What this will mean to the clean, legal trade of diamonds was explained by Gregg Hupert, managing director of Independent Diamond Valuators: “When addressing the issue of the Kimberley Process, people often mix two different goals — fighting the sales of conflict diamonds and preventing unofficial trade. Both are key to a healthy business, but KP was developed, under the United Nations, with the very precise aim of finding a solution to conflict diamonds.”
The instrument through which KP is to be implemented is the certificate of origin, which summarizes essential information such as stones’ value and origin.
Assessing Values
Within KP, independent valuators play a key role, hired by local governments to assess the value of rough production ready for export. “We often need the Rapaport Price List to evaluate the price of the rough that is submitted to us, since our reference is the polished that can be extracted from it,” says Hupert.
The spot value of rough is important to governments because they collect a certain percentage in royalties, usually paid before export. Since royalties often represent a considerable amount of the gross revenue of the country, such figures are closely monitored by such institutions as the IMF and World Bank. Their concern is that the governments applying for loans be able to make payments.
Assessing Origins
The other essential task of independent valuators is to confirm the origin of all goods submitted to them. They monitor mine outputs according to history tables and check such factors as the consistency of the quality, the size, the typical characteristics and the morphology of the stones. Producers are required to keep the output of the various mines separate so that the stones’ origin can be clearly identified. After it has, export companies are allowed to mix goods in parcels, but only in front of the valuators. The diamonds are then digitally photographed before being packaged in unbreakable sealed bags.

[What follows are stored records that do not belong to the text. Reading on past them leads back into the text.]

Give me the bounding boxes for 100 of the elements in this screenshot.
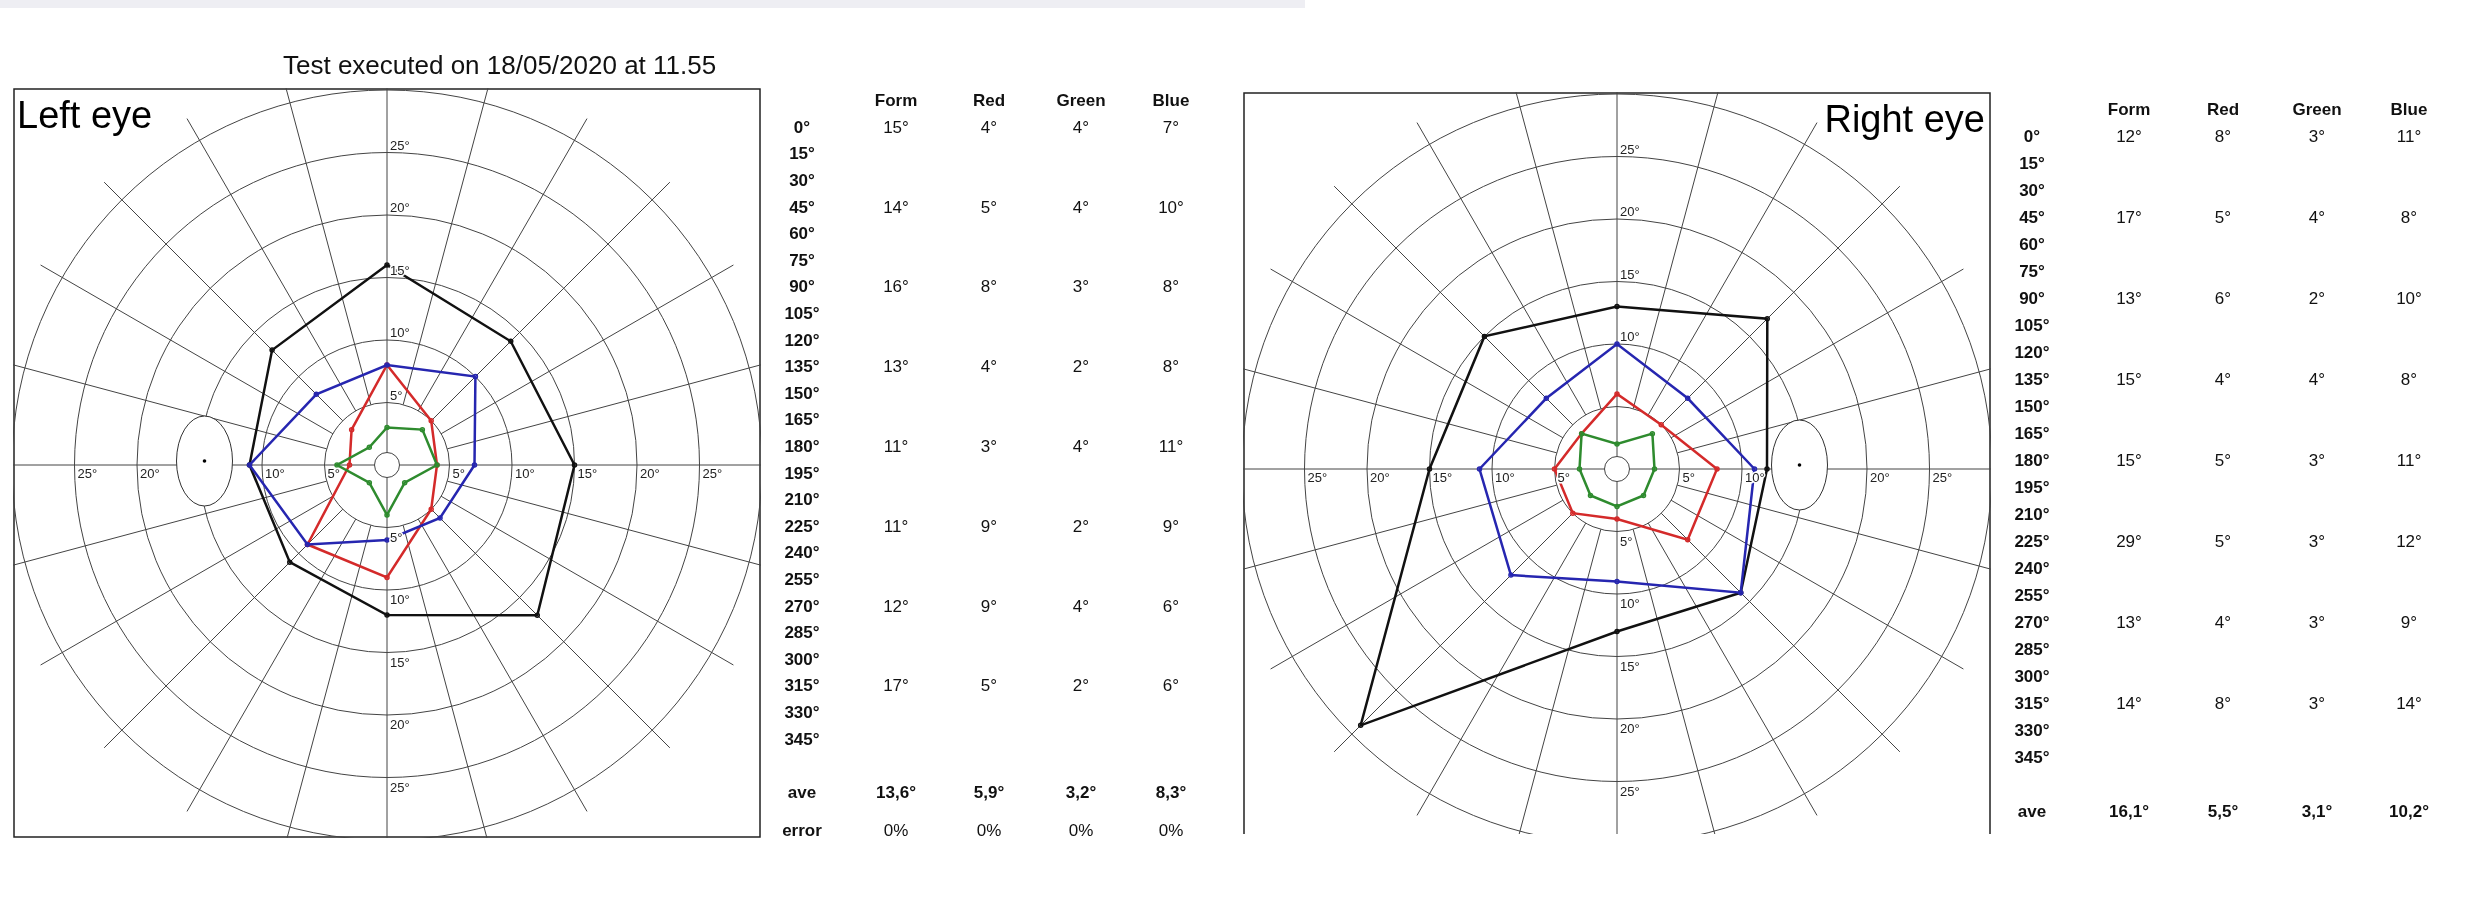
axis-label: 20° bbox=[390, 200, 410, 215]
table-cell-text: 6° bbox=[1161, 596, 1181, 617]
axis-label: 10° bbox=[1495, 470, 1515, 485]
table-cell-text: 6° bbox=[2213, 288, 2233, 309]
table-cell-text: 9° bbox=[979, 596, 999, 617]
axis-label: 20° bbox=[1870, 470, 1890, 485]
table-cell-text: 0% bbox=[882, 821, 910, 842]
table-cell-text: 4° bbox=[2307, 369, 2327, 390]
table-cell-text: 8° bbox=[1161, 277, 1181, 298]
row-label: 195° bbox=[2013, 477, 2051, 498]
table-cell-text: 15° bbox=[882, 117, 910, 138]
axis-label: 25° bbox=[390, 779, 410, 795]
axis-label: 15° bbox=[1620, 658, 1640, 674]
table-cell-text: 17° bbox=[2115, 207, 2143, 228]
table-cell-text: 8° bbox=[2213, 693, 2233, 714]
axis-label: 25° bbox=[1620, 141, 1640, 157]
table-cell-text: 2° bbox=[2307, 288, 2327, 309]
table-cell-text: 12° bbox=[2115, 126, 2143, 147]
row-label: 45° bbox=[2018, 207, 2046, 228]
row-label: 150° bbox=[783, 383, 821, 404]
table-cell-text: 5° bbox=[979, 197, 999, 218]
row-label: 105° bbox=[2013, 315, 2051, 336]
table-cell-text: 2° bbox=[1071, 357, 1091, 378]
row-label: 75° bbox=[2018, 261, 2046, 282]
column-header: Green bbox=[1055, 91, 1107, 112]
row-label: 210° bbox=[783, 490, 821, 511]
row-label: 120° bbox=[2013, 342, 2051, 363]
table-cell-text: 8° bbox=[979, 277, 999, 298]
table-cell-text: 14° bbox=[882, 197, 910, 218]
row-label: 315° bbox=[783, 676, 821, 697]
column-header: Green bbox=[2291, 99, 2343, 120]
table-cell-text: 3° bbox=[2307, 612, 2327, 633]
column-header: Form bbox=[873, 91, 919, 112]
table-cell-text: 8° bbox=[2399, 369, 2419, 390]
report-title: Test executed on 18/05/2020 at 11.55 bbox=[283, 50, 718, 80]
table-cell-text: 13° bbox=[2115, 612, 2143, 633]
table-cell-text: 0% bbox=[975, 821, 1003, 842]
table-cell-text: 10,2° bbox=[2388, 801, 2430, 822]
row-label: 165° bbox=[2013, 423, 2051, 444]
row-label: 345° bbox=[2013, 747, 2051, 768]
table-cell-text: 4° bbox=[2213, 612, 2233, 633]
column-header: Red bbox=[971, 91, 1007, 112]
table-cell-text: 4° bbox=[1071, 197, 1091, 218]
table-cell-text: 4° bbox=[1071, 596, 1091, 617]
row-label: 270° bbox=[2013, 612, 2051, 633]
row-label: 210° bbox=[2013, 504, 2051, 525]
row-label: 90° bbox=[2018, 288, 2046, 309]
table-cell-text: 13° bbox=[2115, 288, 2143, 309]
table-cell-text: 4° bbox=[2307, 207, 2327, 228]
axis-label: 20° bbox=[1620, 204, 1640, 219]
table-cell-text: 13,6° bbox=[875, 782, 917, 803]
axis-label: 5° bbox=[390, 387, 403, 403]
table-cell-text: 4° bbox=[2213, 369, 2233, 390]
table-cell-text: 11° bbox=[2395, 450, 2423, 471]
column-header: Red bbox=[2205, 99, 2241, 120]
axis-label: 15° bbox=[1620, 266, 1640, 282]
row-label: 75° bbox=[788, 250, 816, 271]
axis-label: 25° bbox=[1307, 470, 1328, 485]
axis-label: 10° bbox=[390, 592, 410, 607]
row-label: 60° bbox=[788, 224, 816, 245]
table-cell-text: 16° bbox=[882, 277, 910, 298]
row-label: 150° bbox=[2013, 396, 2051, 417]
table-cell-text: 10° bbox=[1157, 197, 1185, 218]
row-label: 330° bbox=[783, 702, 821, 723]
table-cell-text: 8° bbox=[2399, 207, 2419, 228]
table-cell-text: 15° bbox=[2115, 369, 2143, 390]
row-label: 345° bbox=[783, 729, 821, 750]
row-label: 240° bbox=[2013, 558, 2051, 579]
axis-label: 10° bbox=[265, 466, 285, 481]
row-label: 300° bbox=[783, 649, 821, 670]
table-cell-text: 0% bbox=[1067, 821, 1095, 842]
axis-label: 5° bbox=[327, 466, 340, 481]
table-cell-text: 8° bbox=[2213, 126, 2233, 147]
table-cell-text: 7° bbox=[1161, 117, 1181, 138]
row-label: 225° bbox=[783, 516, 821, 537]
table-cell-text: 6° bbox=[1161, 676, 1181, 697]
axis-label: 10° bbox=[390, 325, 410, 340]
table-cell-text: 4° bbox=[1071, 117, 1091, 138]
table-cell-text: 4° bbox=[979, 357, 999, 378]
axis-label: 25° bbox=[1620, 783, 1640, 799]
row-label: error bbox=[781, 821, 823, 842]
table-cell-text: 5,9° bbox=[972, 782, 1006, 803]
row-label: 255° bbox=[783, 570, 821, 590]
table-cell-text: 10° bbox=[2395, 288, 2423, 309]
row-label: 105° bbox=[783, 304, 821, 325]
table-cell-text: 11° bbox=[882, 437, 910, 457]
axis-label: 10° bbox=[1620, 596, 1640, 611]
axis-label: 5° bbox=[1557, 470, 1570, 485]
axis-label: 10° bbox=[1620, 329, 1640, 344]
eye-label: Right eye bbox=[1824, 98, 1985, 140]
table-cell-text: 9° bbox=[2399, 612, 2419, 633]
axis-label: 20° bbox=[390, 717, 410, 732]
table-cell-text: 3° bbox=[2307, 126, 2327, 147]
row-label: ave bbox=[786, 782, 818, 803]
table-cell-text: 14° bbox=[2395, 693, 2423, 714]
row-label: 270° bbox=[783, 596, 821, 617]
table-cell-text: 3,1° bbox=[2300, 801, 2334, 822]
axis-label: 5° bbox=[1682, 470, 1695, 485]
axis-label: 15° bbox=[577, 466, 598, 481]
table-cell-text: 5° bbox=[979, 676, 999, 697]
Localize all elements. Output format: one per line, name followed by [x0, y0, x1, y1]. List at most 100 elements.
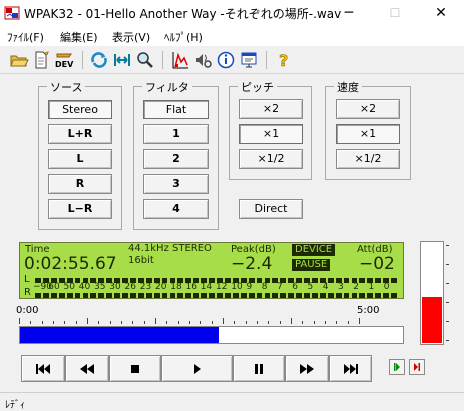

The parcels exported from producing countries must travel accompanied by certificates of origin (recording key elements such as serial number, photos, total weight and total value) issued by the governments based on the information supplied by the independent valuators. The certificates feature advanced fraud-proof systems and are in some respects similar to bank notes. The information they contain usually reaches the destinations before the goods themselves, which increases control.
Hupert said, “The idea of KP was to try to keep track of goods as they are reexported to other centers, but experience has shown that it was too burdensome a process, at least at the moment.”
Some Weaknesses
As Hupert continued, “KP aims at establishing a transparent system between the production regions, the export capital and the destination location. This goal has now only been partially reached, since while mine outputs are rather easy to control the verification of alluvial sources by nature is much more difficult to do.
“But new control systems are being tested. In Angola, diggers are now required to buy a license. But the best system in my opinion is the one implemented by the World Bank in Central Africa, in 1982. No diamond can change hands without a form – from the digger to the collector and to the purchase and export offices.”
One of the biggest areas of vulnerability seems to be that the producing country hires the independent valuator. The system could probably be more efficient if they were hired by a control organ directly under the UN.
Another disadvantage is that several countries, such as Congo Brazzaville, have not subscribed to KP, weakening the entire system. “No system can be perfect and the fact that the diamond industry has taken concrete measures to prevent conflict diamonds from finding an easy way to the open market is a breakthrough in itself,” concluded Hupert.